Zebrafish are a useful model organism (for a number of reasons), and the group has a large dataset of CT scanned zebrafish. Segmenting bones from these scans takes a very long time - each CT scan contains around 2000 2d-image slices, manually labelling of which takes a very long time.

AI methods in image segmentation are well established; this repository stores the code for segmentation.

Setup Guide

This code was developed and run on Ubuntu 22.04 - it might work on other platforms, but you might need to change some things. If you're on Windows, I'd suggest using WSL.

Environment

The python environment here is managed with uv. To install uv, see the instructions.

Once you have installed uv, set up the python environment by running

uv sync

from the root of this repository.

Inference

This repository comes with some pre-trained models for segmenting out the jawbone - if you just want to run inference on some scans, start here.

The user interface is provided here as a collection of python scripts, stored in scripts/, see:

  • the documentation for the inference script here.
  • the source code here.

Training your own models

Data

You will need access to the RDSF to train your own models.

This is where the raw data lives, and is accessible only to Univeristy of Bristol researchers. Ask your PI to give you access to the Zebrafish_Osteoarthritis partition.

Mount the RDSF in the usual way - one way that doesn't require superuser is

gio mount smb://rdsfcifs.acrc.bris.ac.uk/Zebrafish_Osteoarthritis

This will mount the RDSF somewhere like /run/user/123456/gvfs/smb-share:server=rdsfcifs.acrc.bris.ac.uk,share=zebrafish_osteoarthritis/. Have a look in /run/user/ to find the exact path. You can then create a convenient symlink to this directory using ln.

If you can't access the RDSF

If you can't access the RDSF (e.g. you are an external collaborator, reviewer, etc.) then you can still run the code here, but some bits might be more difficult.

Inference

Running inference on a complete zebrafish scan doesn't require the RDSF. Pre-trained models are provided with this repo, so you can run inference as normal with the inference script.

Model training

Training the models is a little more complicated, since some things are hard-coded relative to the root of the RDSF.

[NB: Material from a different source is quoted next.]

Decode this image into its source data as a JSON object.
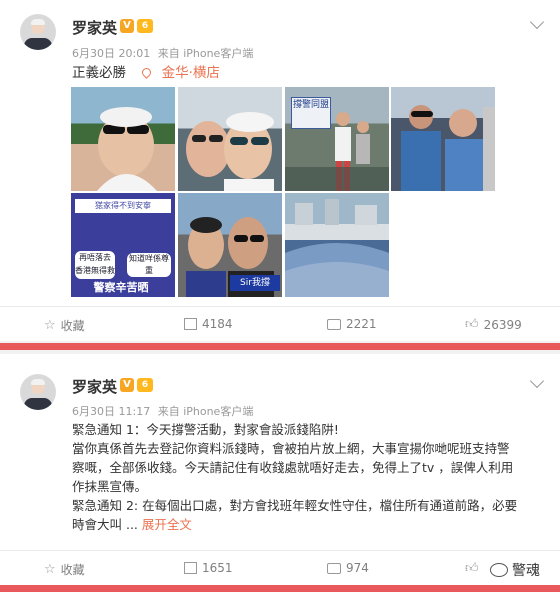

If you don't have RDSF access but do have access to a folder of training data (e.g. one that was deposited as the data for a publication), then you can use this:

  1. unzip this directory of training data somewhere
  2. change rdsf_dir in userconf.yml to point to where you unzipped this directory.

This should work, but I haven't tested it.

If you don't have the training data and you want to train a model, you'll have to get access to the training data first.

Hardware

You will likely want to the a GPU to train the models. As well as the usual BriCS/ACRC computing facilities, the group has a remote machine with an A6000 GPU on it. Ask the right person to get access to this.

Training models

See the documentation for instructions on how to train your first model.

Contributing

If you're coming on to this project, I've created an Issue with suggested first steps to follow and potential future work.